As a survivor, I’ve been lucky. I was able to find support from the people I told about what happened to me. The friends I trusted with my experience listened to me and made me feel heard.

They validated my feelings and told me that what had happened to me was wrong and was violent. Not all survivors at Queen’s have this experience. Victim blaming, shaming and silencing are so prevalent on this campus, as elsewhere.

Most of us who are survivors don’t have much of a community supporting us. We’re floating around, trying to pretend things are okay, trying to do school work and extracurriculars and appear normal.

That’s what everyone wants us to do — remain silent about our experiences because of social pressure, fear of our assaulters, shaming, blaming, and embarrassment, and because we have limited options.

As a male survivor I found myself desperately searching for things to read about my experience. How have other queer men healed from and survived sexual violence? How does gender impact experiences of sexual violence? How does any person heal from something like this?

I started reading as many zines as I could get my hands on, the only resources I could find that talked about sexual assault, consent, and how to support a survivor. What I was looking for was a guide on how to heal from these experiences, but it doesn’t exist.

On my first day of class last fall, a guy started talking to me about how he lost his meal card, then told me he hoped someone didn’t rape all of his meals. I asked him if he had just made a rape joke. He defended what he said as “just an expression.”

Last fall there were three reported sexual assaults in the student village, all near Victoria Park. One of them was witnessed by two men, who still have not come forward to help identify the assaulter. The assaulter in all of the cases was described as a young white male with brown hair.

Last fall also saw vandalism to the blue lights across campus. As a survivor, I think that putting in more blue lights is an ineffective strategy anyway.

The blue lights and Walkhome are both strategies that put the onus on people to not get sexually assaulted — they don’t target those who might or intend to sexually assault someone.

How can they be considered effective when according to one survey, 35 per cent of men said they would commit sexual assault if they knew they could get away with it and when 85 per cent of rapes are committed by a person the victim knows (not a stranger you encounter walking home)? Why does our University and our student government still have no strategies for targeting potential sexual assaulters?

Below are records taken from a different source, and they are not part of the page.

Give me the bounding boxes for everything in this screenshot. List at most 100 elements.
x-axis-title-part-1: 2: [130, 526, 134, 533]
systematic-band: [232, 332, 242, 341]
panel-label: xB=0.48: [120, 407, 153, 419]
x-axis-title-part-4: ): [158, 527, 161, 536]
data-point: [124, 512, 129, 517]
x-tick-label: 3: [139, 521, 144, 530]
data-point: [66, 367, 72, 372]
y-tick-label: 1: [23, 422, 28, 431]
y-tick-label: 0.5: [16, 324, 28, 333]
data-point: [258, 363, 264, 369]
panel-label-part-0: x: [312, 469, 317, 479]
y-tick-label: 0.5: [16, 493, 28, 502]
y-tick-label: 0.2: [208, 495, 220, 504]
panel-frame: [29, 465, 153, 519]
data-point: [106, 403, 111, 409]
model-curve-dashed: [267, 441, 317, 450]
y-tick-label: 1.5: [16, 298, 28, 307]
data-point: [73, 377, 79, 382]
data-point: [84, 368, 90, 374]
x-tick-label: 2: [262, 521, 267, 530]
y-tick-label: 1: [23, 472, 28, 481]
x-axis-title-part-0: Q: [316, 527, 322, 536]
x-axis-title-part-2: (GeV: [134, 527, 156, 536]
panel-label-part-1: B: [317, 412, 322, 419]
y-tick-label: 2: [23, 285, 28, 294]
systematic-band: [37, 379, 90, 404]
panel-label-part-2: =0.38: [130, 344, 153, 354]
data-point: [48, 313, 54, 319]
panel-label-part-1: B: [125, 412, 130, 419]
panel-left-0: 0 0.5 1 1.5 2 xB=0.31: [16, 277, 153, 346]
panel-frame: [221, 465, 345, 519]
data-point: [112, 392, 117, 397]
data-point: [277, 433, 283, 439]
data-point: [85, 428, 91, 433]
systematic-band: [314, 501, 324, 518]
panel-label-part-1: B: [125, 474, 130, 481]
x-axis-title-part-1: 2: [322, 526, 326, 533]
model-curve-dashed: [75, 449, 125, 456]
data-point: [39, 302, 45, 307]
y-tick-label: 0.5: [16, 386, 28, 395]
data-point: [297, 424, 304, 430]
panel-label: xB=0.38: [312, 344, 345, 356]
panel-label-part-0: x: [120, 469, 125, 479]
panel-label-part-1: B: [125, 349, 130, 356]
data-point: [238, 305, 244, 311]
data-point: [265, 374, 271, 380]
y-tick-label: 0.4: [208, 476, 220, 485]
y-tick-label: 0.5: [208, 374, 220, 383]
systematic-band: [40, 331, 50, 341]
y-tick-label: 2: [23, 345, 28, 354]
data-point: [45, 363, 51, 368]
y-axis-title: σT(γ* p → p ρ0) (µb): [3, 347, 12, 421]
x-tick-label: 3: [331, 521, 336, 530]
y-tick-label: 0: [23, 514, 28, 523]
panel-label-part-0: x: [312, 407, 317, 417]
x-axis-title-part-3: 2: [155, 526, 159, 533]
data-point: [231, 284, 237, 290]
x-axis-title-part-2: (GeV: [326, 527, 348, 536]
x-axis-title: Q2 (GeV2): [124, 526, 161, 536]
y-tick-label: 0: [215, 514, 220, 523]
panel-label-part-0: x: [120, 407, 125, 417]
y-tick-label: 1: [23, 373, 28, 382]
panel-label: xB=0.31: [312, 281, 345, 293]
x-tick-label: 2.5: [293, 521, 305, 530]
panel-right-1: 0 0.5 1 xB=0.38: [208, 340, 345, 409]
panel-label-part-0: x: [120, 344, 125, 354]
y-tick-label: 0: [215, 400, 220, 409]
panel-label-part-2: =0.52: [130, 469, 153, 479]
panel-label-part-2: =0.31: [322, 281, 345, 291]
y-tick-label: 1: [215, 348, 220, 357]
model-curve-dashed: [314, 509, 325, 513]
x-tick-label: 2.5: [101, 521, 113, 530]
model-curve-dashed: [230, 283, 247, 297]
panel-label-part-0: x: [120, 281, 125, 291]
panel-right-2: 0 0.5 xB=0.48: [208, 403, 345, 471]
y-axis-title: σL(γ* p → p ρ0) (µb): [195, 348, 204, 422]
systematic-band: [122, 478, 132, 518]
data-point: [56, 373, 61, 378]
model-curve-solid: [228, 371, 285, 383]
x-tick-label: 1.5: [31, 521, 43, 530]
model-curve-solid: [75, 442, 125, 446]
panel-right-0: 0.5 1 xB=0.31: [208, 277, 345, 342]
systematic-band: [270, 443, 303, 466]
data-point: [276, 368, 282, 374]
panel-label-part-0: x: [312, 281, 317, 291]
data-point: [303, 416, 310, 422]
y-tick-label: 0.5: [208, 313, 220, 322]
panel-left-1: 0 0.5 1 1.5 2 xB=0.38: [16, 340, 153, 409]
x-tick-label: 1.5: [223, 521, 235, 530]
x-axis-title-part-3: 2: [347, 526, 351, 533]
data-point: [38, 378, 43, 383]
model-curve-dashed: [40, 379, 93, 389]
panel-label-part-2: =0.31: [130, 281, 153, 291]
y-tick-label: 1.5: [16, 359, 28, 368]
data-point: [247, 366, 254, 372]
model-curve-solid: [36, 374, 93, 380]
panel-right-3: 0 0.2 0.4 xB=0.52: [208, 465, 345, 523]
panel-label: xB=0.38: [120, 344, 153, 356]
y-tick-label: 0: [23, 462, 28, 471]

This winter, one person running for AMS executive told a rape joke in an interview with QTV saying, “Take her easy, if she’s easy, take her twice.” I want to use these examples to point to the deeply entrenched rape culture at Queen’s. It’s a culture myself and other survivors struggle against — and struggle to survive — every day we walk on (and off) this campus.

I don’t have easy answers for how to transform rape culture, because, after all, Queen’s is just a microcosm of a society in which assaulters are protected and rape is normalized, minimized, justified and sanctioned in so many ways.

I do think we need a sexual assault centre on this campus, one that caters to the needs of everyone who experiences sexual violence, one that offers specialized services for people who experience gender-based violence, and one that takes into account how differences in power (based on race, class, ability, gender, sexuality, age, etc.) impact experiences of sexual violence. I think we need a resource centre by and for survivors. I want to see educational workshops on this campus about consent that are targeted to young men. I want to see young men working to transform ourselves and each other because we are all responsible for this gendered and patriarchal violence.

This year has continually reaffirmed for me how prevalent rape culture is on this campus. It’s also shown me how many students are struggling against this, with both Sexual Violence Awareness Week happening last fall and Rape Awareness Week this winter. Both initiatives are encouraging as they continue to work towards cultural change. However, transformative justice and an end to patriarchal violence needs more work from all of us.

The author has asked to remain anonymous in the online version of this opinion piece.